Because Google displayed the answer boxes at the top of search results, Lowe argued in his prepared testimony, “it had conditioned consumers to expect for the best or most relevant results from around the web — even though they no longer were. By doing so, Google physically demoted non-Google results even if they contained information with higher quality scores than the information Google.” Some of those non-Google results included Yelp, which Lowe said gets about 80% of its web traffic from Google.
“We build Google Search for our users,” a Google spokesperson said in an emailed statement. “People want quick access to information and we’re constantly improving Search to help people easily find what they’re looking for — whether it’s information on a web page, directions on a map, products for sale or a translation.”
The Federal Trade Commission previously investigated Google’s search engine, concluding in a 2013 statement that “Google’s display of its own content could plausibly be viewed as an improvement in the overall quality of Google’s search product. Similarly, we have not found sufficient evidence that Google manipulates its search algorithms to unfairly disadvantage vertical websites that compete with Google-owned vertical properties.” Documents later leaked to the Journal showed FTC staff had recommended bringing a case against Google, however.
Lowe said the FTC’s 2013 decision “has not aged well.”
“Antitrust law does not permit Google to hide behind one defensible product decision (such as the introduction of OneBoxes, generally) to shield its entirely separate, and anticompetitive, deceptive self-preferencing (such as excluding rivals from the OneBoxes),” Lowe said in his prepared testimony.
Subcommittee Chairman Mike Lee, R-Utah, appeared the most hesitant of the senators present about imposing greater regulation on tech companies, saying he was concerned “we might overshoot the mark.”
“We also cannot fall prey to the mentality that treats big as categorically bad,” Lee said in his opening remarks.

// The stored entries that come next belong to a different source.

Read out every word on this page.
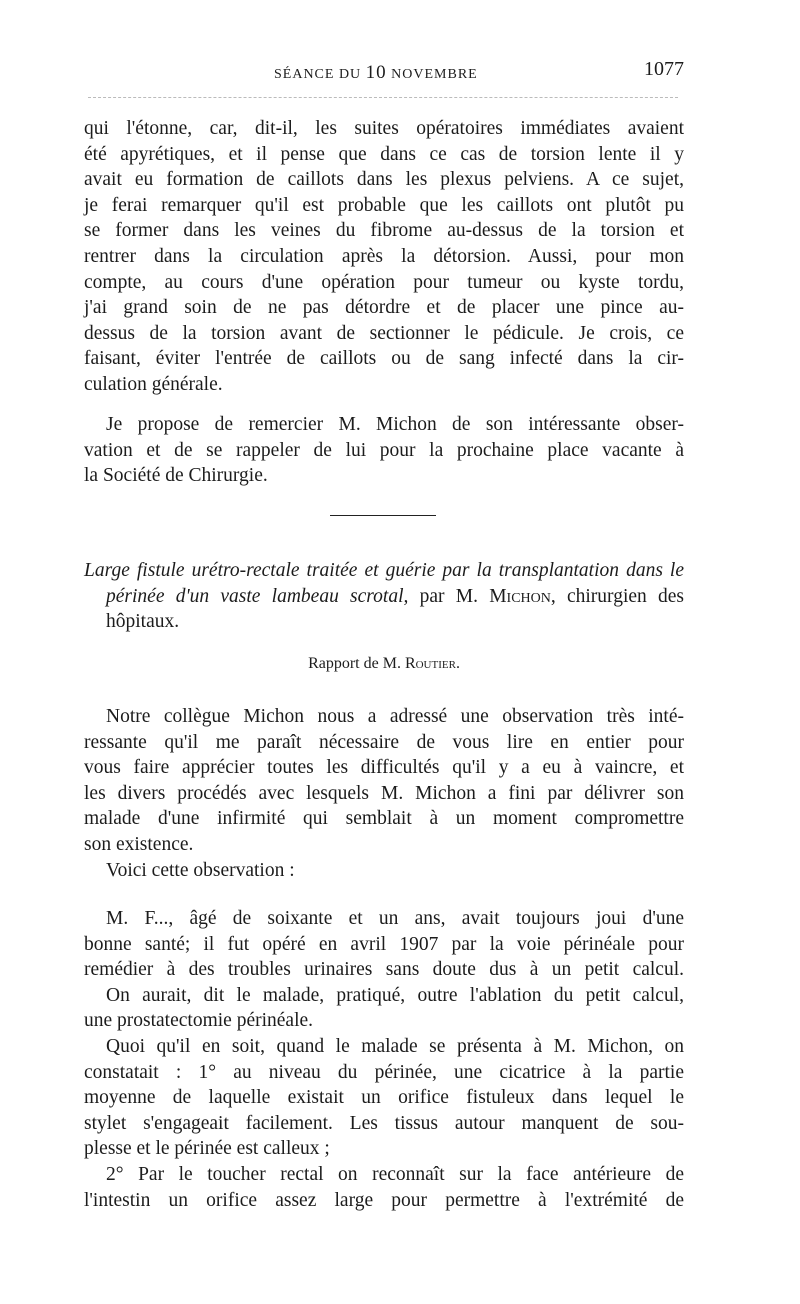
SÉANCE DU 10 NOVEMBRE	1077

qui l'étonne, car, dit-il, les suites opératoires immédiates avaient
été apyrétiques, et il pense que dans ce cas de torsion lente il y
avait eu formation de caillots dans les plexus pelviens. A ce sujet,
je ferai remarquer qu'il est probable que les caillots ont plutôt pu
se former dans les veines du fibrome au-dessus de la torsion et
rentrer dans la circulation après la détorsion. Aussi, pour mon
compte, au cours d'une opération pour tumeur ou kyste tordu,
j'ai grand soin de ne pas détordre et de placer une pince au-
dessus de la torsion avant de sectionner le pédicule. Je crois, ce
faisant, éviter l'entrée de caillots ou de sang infecté dans la cir-
culation générale.

Je propose de remercier M. Michon de son intéressante obser-
vation et de se rappeler de lui pour la prochaine place vacante à
la Société de Chirurgie.

Large fistule urétro-rectale traitée et guérie par la transplantation dans le périnée d'un vaste lambeau scrotal, par M. Michon, chirurgien des hôpitaux.

Rapport de M. Routier.

Notre collègue Michon nous a adressé une observation très inté-
ressante qu'il me paraît nécessaire de vous lire en entier pour
vous faire apprécier toutes les difficultés qu'il y a eu à vaincre, et
les divers procédés avec lesquels M. Michon a fini par délivrer son
malade d'une infirmité qui semblait à un moment compromettre
son existence.
Voici cette observation :

M. F..., âgé de soixante et un ans, avait toujours joui d'une
bonne santé; il fut opéré en avril 1907 par la voie périnéale pour
remédier à des troubles urinaires sans doute dus à un petit calcul.
On aurait, dit le malade, pratiqué, outre l'ablation du petit calcul,
une prostatectomie périnéale.
Quoi qu'il en soit, quand le malade se présenta à M. Michon, on
constatait : 1° au niveau du périnée, une cicatrice à la partie
moyenne de laquelle existait un orifice fistuleux dans lequel le
stylet s'engageait facilement. Les tissus autour manquent de sou-
plesse et le périnée est calleux ;
2° Par le toucher rectal on reconnaît sur la face antérieure de
l'intestin un orifice assez large pour permettre à l'extrémité de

Lee asked Lowe how traffic from Google to Yelp has changed over time. Lowe said it’s remained relatively stable at about 80%, but that the number to track is the total amount of search result traffic that is directed outside of Google. He claimed the “majority of traffic going to Google either terminates on Google or it goes to Google secondary pages.”
In his opening statement, Lowe said, “Google grew on the promise of a web-shaped Google, but instead, we got a Google-shaped web, to everyone’s detriment.”

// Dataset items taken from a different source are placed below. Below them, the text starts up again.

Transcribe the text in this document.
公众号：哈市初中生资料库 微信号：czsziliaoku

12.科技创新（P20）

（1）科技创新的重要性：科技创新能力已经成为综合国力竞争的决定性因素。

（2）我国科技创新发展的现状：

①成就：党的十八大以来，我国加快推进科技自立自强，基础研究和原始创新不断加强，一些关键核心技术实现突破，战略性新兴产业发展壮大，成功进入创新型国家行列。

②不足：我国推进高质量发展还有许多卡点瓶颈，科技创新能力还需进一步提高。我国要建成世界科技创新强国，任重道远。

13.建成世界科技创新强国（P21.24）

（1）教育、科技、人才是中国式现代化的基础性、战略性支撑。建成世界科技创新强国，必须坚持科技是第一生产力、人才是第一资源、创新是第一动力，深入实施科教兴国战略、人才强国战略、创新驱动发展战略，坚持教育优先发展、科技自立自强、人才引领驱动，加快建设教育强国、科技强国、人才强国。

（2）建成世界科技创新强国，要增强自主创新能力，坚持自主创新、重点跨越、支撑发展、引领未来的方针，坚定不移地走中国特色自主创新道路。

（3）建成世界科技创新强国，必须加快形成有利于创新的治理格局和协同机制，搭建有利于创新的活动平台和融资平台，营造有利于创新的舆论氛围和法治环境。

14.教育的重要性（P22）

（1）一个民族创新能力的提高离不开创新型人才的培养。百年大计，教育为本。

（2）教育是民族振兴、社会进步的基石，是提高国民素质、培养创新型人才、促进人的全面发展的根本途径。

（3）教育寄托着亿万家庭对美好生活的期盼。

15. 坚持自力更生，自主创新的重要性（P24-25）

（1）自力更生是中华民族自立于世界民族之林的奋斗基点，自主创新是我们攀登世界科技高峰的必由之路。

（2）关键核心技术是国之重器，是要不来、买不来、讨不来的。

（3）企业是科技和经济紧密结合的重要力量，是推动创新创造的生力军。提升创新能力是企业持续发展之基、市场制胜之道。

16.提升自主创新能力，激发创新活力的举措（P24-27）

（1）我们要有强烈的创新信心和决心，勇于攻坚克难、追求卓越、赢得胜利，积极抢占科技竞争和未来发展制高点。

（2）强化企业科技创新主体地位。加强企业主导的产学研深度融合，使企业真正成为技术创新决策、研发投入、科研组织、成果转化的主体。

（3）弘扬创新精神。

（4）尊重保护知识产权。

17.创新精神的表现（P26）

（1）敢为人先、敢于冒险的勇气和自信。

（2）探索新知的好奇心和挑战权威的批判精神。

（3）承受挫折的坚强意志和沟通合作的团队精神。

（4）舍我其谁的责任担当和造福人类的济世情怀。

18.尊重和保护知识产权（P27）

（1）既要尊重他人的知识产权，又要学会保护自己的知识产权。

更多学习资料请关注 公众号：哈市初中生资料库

Some senators on the committee came out with their own remedies to tackle Google and other Big Tech companies on the same day as the hearing.
Minnesota Sen. Amy Klobuchar, the top Democrat on the subcommittee, introduced a bill Tuesday that would prohibit “exclusionary conduct” that risks harming competition and shift the burden of proof in merger proposals onto dominant companies to show their deals would not be anticompetitive. Democratic Sens. Richard Blumenthal of Connecticut and Cory Booker of New Jersey are co-sponsors.
Blumenthal and Sen. Josh Hawley, R-Mo., who both sit on the antitrust subcommittee, urged Attorney General William Barr Tuesday to examine Google’s dominance in search in its ongoing investigation. The Senators expressed concern about the Department of Justice limiting theories of harm to Google’s advertising business, citing a February Wall Street Journal article that described an internal focus on Google’s ad technology.